Mann has written many astrology books based on the concept of a logarithmic time scale derived from the work of G. I. Gurdjieff, P. D. Ouspensky and Rodney Collin, and contributing to an application of astrology called Life Time Astrology.

Mann lived in England from 1973 to 1991 and in Copenhagen from 1991 to 1999. He regularly taught at the UK Astrological Association in London, and the Unicorn School of Astro-psychology and the Scandinavian Astrologi Skole in Copenhagen.

Mann is one of the more prolific astrological authors, and he designed and illustrated most of his own books. From 1973 to 1980, Mann was a founding partner of Phenomenon Publications in London, and co-wrote, designed and illustrated The Phenomenon Book of Calendars that were published in the UK and US yearly for eight years. He wrote The Round Art: The Astrology of Time and Space (1979), Life Time Astrology (1984), The Divine Plot: Astrology and Reincarnation (1986), The Future of Astrology (1988) collection of essays by important astrologers, Astrology and the Art of Healing (1989) and A New Vision of Astrology (2002).

Mann also designed, painted and wrote The Mandala Astrological Tarot (1987), published by Harper & Row San Francisco, and Elements of the Tarot (1995). He wrote Sacred Architecture (1993) and Sacred Sexuality (1995) with the author and master of divinatory tarot Jane Lyle. He has also written many articles and essays for other books. Mann's mandala paintings and designs are featured in Masters of the 20th Century: The ICOGRADA Design Hall of Fame.

Mann now lives and works in Ithaca, New York, has worked in the past with Mystic Fire Video, particularly as editor and voiceover for the Dalai Lama's Kalachakra Tantra Teachings (2009). His current book Sacred Landscapes with photographs by Lynn Davis was published by Sterling Publishers in New York.
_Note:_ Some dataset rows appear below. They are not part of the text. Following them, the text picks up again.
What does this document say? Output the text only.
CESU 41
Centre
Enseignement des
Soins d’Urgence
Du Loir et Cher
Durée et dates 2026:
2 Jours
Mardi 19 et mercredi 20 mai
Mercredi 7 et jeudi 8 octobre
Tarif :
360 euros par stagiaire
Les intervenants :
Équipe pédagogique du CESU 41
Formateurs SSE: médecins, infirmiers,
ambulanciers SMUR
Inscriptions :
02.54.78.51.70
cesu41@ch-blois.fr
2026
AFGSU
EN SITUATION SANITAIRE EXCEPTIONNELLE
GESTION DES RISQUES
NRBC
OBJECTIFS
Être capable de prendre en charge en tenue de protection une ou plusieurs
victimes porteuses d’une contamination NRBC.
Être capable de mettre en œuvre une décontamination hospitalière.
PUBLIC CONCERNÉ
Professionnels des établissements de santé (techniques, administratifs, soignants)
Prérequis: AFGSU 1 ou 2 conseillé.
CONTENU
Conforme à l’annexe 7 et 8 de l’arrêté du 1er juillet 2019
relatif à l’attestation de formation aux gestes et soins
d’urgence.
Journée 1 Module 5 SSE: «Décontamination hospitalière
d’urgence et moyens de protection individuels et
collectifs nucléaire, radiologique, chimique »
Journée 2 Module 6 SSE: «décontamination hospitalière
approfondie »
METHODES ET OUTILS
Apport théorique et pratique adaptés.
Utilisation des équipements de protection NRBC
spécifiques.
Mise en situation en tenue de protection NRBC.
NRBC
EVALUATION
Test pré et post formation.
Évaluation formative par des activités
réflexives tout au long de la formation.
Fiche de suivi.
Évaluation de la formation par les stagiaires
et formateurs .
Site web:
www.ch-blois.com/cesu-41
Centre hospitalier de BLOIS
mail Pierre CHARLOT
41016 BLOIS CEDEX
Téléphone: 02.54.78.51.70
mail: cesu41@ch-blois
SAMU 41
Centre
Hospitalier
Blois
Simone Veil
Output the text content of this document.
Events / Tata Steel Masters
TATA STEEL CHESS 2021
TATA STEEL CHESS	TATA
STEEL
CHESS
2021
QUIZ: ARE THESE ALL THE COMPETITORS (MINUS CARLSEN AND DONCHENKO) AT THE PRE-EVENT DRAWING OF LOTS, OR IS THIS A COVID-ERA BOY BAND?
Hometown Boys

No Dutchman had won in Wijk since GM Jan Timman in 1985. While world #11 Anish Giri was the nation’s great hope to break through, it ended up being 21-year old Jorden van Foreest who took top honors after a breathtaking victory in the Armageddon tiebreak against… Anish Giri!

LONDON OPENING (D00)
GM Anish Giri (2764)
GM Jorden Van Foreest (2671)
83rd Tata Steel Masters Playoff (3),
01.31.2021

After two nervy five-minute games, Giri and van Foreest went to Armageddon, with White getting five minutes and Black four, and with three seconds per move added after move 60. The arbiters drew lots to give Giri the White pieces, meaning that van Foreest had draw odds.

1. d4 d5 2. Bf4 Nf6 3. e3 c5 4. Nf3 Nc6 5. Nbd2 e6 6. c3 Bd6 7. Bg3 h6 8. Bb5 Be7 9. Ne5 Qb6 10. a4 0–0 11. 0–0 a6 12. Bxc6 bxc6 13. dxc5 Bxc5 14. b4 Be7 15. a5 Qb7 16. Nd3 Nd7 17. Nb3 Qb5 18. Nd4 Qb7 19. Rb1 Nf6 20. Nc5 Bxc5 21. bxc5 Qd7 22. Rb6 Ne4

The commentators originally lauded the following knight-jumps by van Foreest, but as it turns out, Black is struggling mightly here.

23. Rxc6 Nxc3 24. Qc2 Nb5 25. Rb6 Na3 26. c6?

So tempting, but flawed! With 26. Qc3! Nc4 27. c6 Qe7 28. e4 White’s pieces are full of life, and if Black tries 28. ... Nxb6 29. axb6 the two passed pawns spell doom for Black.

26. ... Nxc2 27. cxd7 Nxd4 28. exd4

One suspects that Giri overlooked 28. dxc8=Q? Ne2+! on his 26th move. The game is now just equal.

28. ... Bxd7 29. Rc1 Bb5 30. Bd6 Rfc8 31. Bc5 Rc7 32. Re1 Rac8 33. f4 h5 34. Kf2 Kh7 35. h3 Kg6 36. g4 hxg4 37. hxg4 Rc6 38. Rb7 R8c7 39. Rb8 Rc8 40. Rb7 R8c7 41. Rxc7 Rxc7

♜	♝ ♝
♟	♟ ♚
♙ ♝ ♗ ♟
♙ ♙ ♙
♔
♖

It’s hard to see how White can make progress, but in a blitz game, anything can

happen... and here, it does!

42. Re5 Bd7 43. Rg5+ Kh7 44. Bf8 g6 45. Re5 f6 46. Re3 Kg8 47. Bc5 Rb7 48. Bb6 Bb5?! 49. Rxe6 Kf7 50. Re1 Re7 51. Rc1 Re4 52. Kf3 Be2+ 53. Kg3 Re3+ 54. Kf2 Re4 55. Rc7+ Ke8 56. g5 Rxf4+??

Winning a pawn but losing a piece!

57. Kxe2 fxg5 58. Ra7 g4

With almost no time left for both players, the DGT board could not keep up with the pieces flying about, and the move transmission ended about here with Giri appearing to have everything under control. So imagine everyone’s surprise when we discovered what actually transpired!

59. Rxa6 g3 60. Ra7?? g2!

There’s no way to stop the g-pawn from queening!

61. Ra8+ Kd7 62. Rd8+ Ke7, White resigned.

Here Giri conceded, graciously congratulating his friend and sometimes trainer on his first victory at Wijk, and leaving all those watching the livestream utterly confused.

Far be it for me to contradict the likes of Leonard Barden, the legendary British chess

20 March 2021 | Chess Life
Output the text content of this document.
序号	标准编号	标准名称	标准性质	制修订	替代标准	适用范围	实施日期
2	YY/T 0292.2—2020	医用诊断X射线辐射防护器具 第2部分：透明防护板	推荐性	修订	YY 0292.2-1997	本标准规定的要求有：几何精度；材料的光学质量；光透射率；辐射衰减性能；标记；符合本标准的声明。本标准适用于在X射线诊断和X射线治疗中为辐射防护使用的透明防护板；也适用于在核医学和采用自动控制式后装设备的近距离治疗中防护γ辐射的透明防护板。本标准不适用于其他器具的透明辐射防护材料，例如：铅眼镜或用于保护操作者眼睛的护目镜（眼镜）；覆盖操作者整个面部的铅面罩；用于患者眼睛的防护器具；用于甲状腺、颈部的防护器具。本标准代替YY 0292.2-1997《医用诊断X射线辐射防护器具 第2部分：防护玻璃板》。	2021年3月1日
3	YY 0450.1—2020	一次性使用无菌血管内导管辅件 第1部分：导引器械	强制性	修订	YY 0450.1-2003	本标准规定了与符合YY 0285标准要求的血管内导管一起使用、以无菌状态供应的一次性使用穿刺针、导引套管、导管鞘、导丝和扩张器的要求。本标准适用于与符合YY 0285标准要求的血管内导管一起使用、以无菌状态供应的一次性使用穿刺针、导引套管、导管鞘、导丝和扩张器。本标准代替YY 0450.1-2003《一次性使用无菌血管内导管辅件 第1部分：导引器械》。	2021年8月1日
Mann also writes for the online Oracular Masters Series at the website tarot.com, particularly about his Mandala Astrological Tarot, as well as a Reincarnation Report, an Astro Location Feng Shui report, and the Solar Return report.

==Select books==
- A T Mann, The Sacred Language of Trees (2012 Sterling, New York) ISBN 978-1-4027-6731-9
- A T Mann, Sacred Landscapes: The Threshold Between Worlds with photographs by Lynn Davis (2010, Sterling, New York) ISBN 978-1-4027-6520-9
- A T Mann, Mandalas by A. T. Mann: 2011 Calendar (Pomegranate Communications, Petaluma, California) ISBN 978-0-7649-5272-2
- A T Mann, The Mandala Astrological Tarot (2009, Sterling, New York) ISBN 978-1-4027-6291-8
- A T Mann, A New Vision of Astrology (2002, Pocket Books/Simon & Schuster, New York) ISBN 0-7434-5341-7 Still in print.
- A T Mann, The Divine Life: Astrology and Reincarnation (2003, Vega, London) ISBN 1-84333-463-1
- A T Mann and Jane Lyle, Sacred Sexuality (1995, Element Books, Shaftesbury; Barnes & Noble, Book of the Month Club, New York; 2002, Vega, London) ISBN 1-84333-583-2
- A T Mann, Elements of Reincarnation (1995, Element Books) ISBN 1-85230-698-X
- A T Mann, Sacred Architecture (1993, Element Books; 1996 Barnes & Noble, New York) ISBN 978-1843333555
- A T Mann, The Elements of the Tarot (1993, Element Books) ISBN 1-86204-041-9
- A T Mann, Millennium Prophecies (1992, Element Books, Shaftesbury) ISBN 1-85230-323-9
- A T Mann, The Divine Plot: Astrology, Reincarnation, Cosmology and History (1986, Allen & Unwin, 1991, Element Books)
- A T Mann, Astrology and the Art of Healing (1989, Unwin Paperbacks, London, Sydney, Wellington) ISBN 0-04-440248-1
- A T Mann, The Future of Astrology (1989, Unwin Hyman, London, Sydney) ISBN 0-04-133023-4
- A T Mann, Life Time Astrology (1984, George Allen & Unwin, London; 1991, Element Books, Shaftesbury) ISBN 0-04-133011-0
- A T Mann, The Round Art: The Astrology of time and Space (1978, Paper Tiger/Dragon's World, Cheltenham; 1978, Mayflower, New York) 2003 Vega, London ISBN 978-0831775094
- A T Mann, Sesti, Cowen & Flanagan, The Phenomenon Book of Calendars 1979–1980, (1979, Phenomenon Publications, London; Dragon's World, Brighton) Doubleday, New York.